Tahitian and co

Learn Tahitian with Tahitian and Co

Bird of paradise flower with the text te tiare and te mau tiare. Meaning in Tahitian : the flower, the flowers. Learning tahitian with Tahian and Co

A, the in Tahitian – Te, te mau – Tāne, vahine

Again, we meet for a lesson to learn how to say the articles: a, the in Tahitian.

To be more specific, we will learn how to say:

  • a in Tahitian
  • the in Tahitian
  • the singular and plural in Tahitian
  • the masculine and the feminine in Tahitian

The articles in Tahitian (a, the)

First, you’ll find the table of articles. And yes, bluntly! Let’s get to the heart of this lesson.

Singular Dual Plural
Te                     the


Nā, taunā        the both Te mau             the (plural)
Te hōê              a (one) Nā                  both Te mau             (plural)

Te hōê mau      (plural)

Te tahi              a (general) Nā                 both Te tahi mau      (general – plural)

Vetahi mau       (general – plural)


Secondly, we will see examples for articles.

Example with the

To better understand the mechanism, below are examples with basic words that are already part of our vocabulary.

Tahitian English
Te tiare The flower
Te mau tiare Flowers
Te fare The house
Te mau fare Houses
Te metua The parent
Nā metua The parents (understood the couple, the father and the mother, we use Nā because there are 2 people)
Te mau metua Parents (several couples of parents, fathers and mothers)
Te taata A person, a human being


Nā metua, Te mau metua

Tahitians will gladly translate the parents (2 people) by Te mau metua. Word by word, that’s understandable. Grammatically, Nā metua is more appropriate. I advise you not to correct the grammatical sentences of one and the other. I advocate Tahitian speaking, more than only grammar. In the books, you will see Nā metua and also Te mau metua according to the authors. And generally speaking, you’ll hear more often Te mau metua. Both are used.

Example with a

Let’s continue our examples to illustrate a in Tahitian.

Tahitian English
Te hōê tiare A flower (in the sense, quantity = 1)
Nā rima Hands (Nā because 2 hands)
Te mau tiare Flowers

Same with te tahi.

Tahitian Englishnom
Te tahi taata A certain person
Te tahi mau taata Some people

Small vocabulary break

So, some of us (we will say, Te tahi taata… for those who follow well our lesson) take coffee breaks. In Tahitian and Co, we take vocabulary breaks. Do you like it? I love it.

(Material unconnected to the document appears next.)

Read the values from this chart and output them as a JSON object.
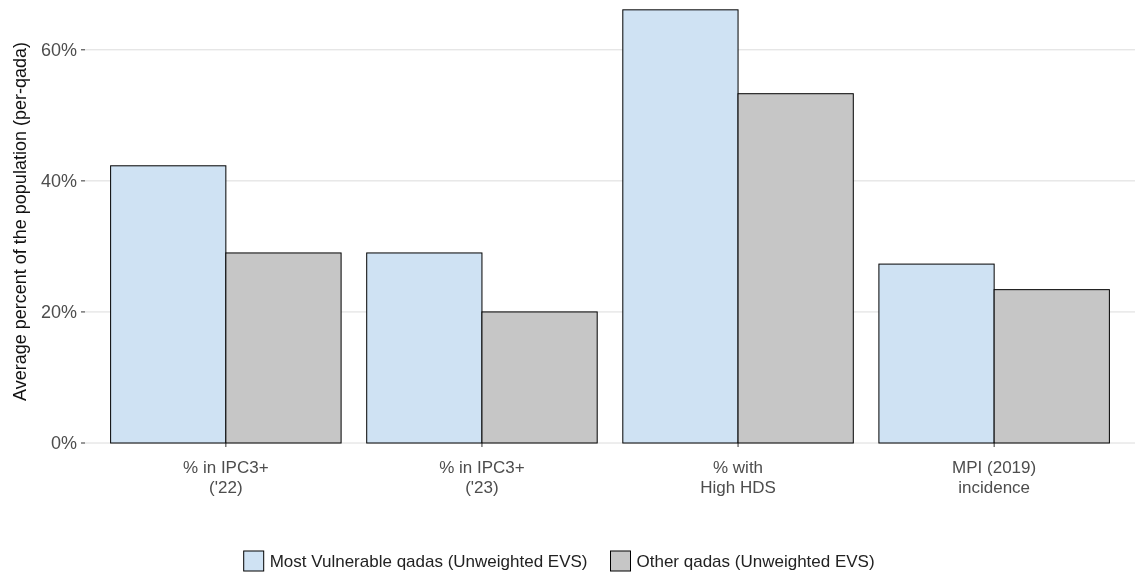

For those who join us on this lesson, the vocabulary words are as follows.

Tahitian English
Te fare The house
Te metua The parent
Te taata The person
Te tiare The flower
Te rima The hand

The singular, the plural, the masculine and feminine in Tahitian

In writing this title, I feel like I’m starting a philosophy course on the masculine and the feminine. Well, this is not the case, we are in a Tahitian lesson on grammar.

You have noticed that nouns do not match gender and number.

So let’s try to explain it in English:

  • in Tahitian, a noun has no gender: it is neither male nor female
    • for a male noun in English, the associated article is “Te,” “Te hōê ,” “Te tahi”
    • for a female noun in English, the associated article is “Te,” “Te hōê ,” “Te tahi”
  • If a noun is plural,
    • the associated article is “Te mau”, “Te hōê mau,” “Te tahi mau”
    • and above all, the noun has no plural mark (like a noun that takes an “s” in English)

The mark of the masculine and the feminine

Also, in Tahitian, to specify the masculine, we use Tāne. For the feminine, we use Vahine.

Tahitian English
Te metua tāne The father
Te metua vahine The mother
Terii tāne Mr. Terii
Terii vahine Ms. Terii

And then what?

Finally, we have just added 33 words and phrases to our vocabulary list. And besides, we learned how to say a, the in Tahitian. And we now know how to identify and use the singular and the plural, the feminine and the masculine. See you soon for a next lesson.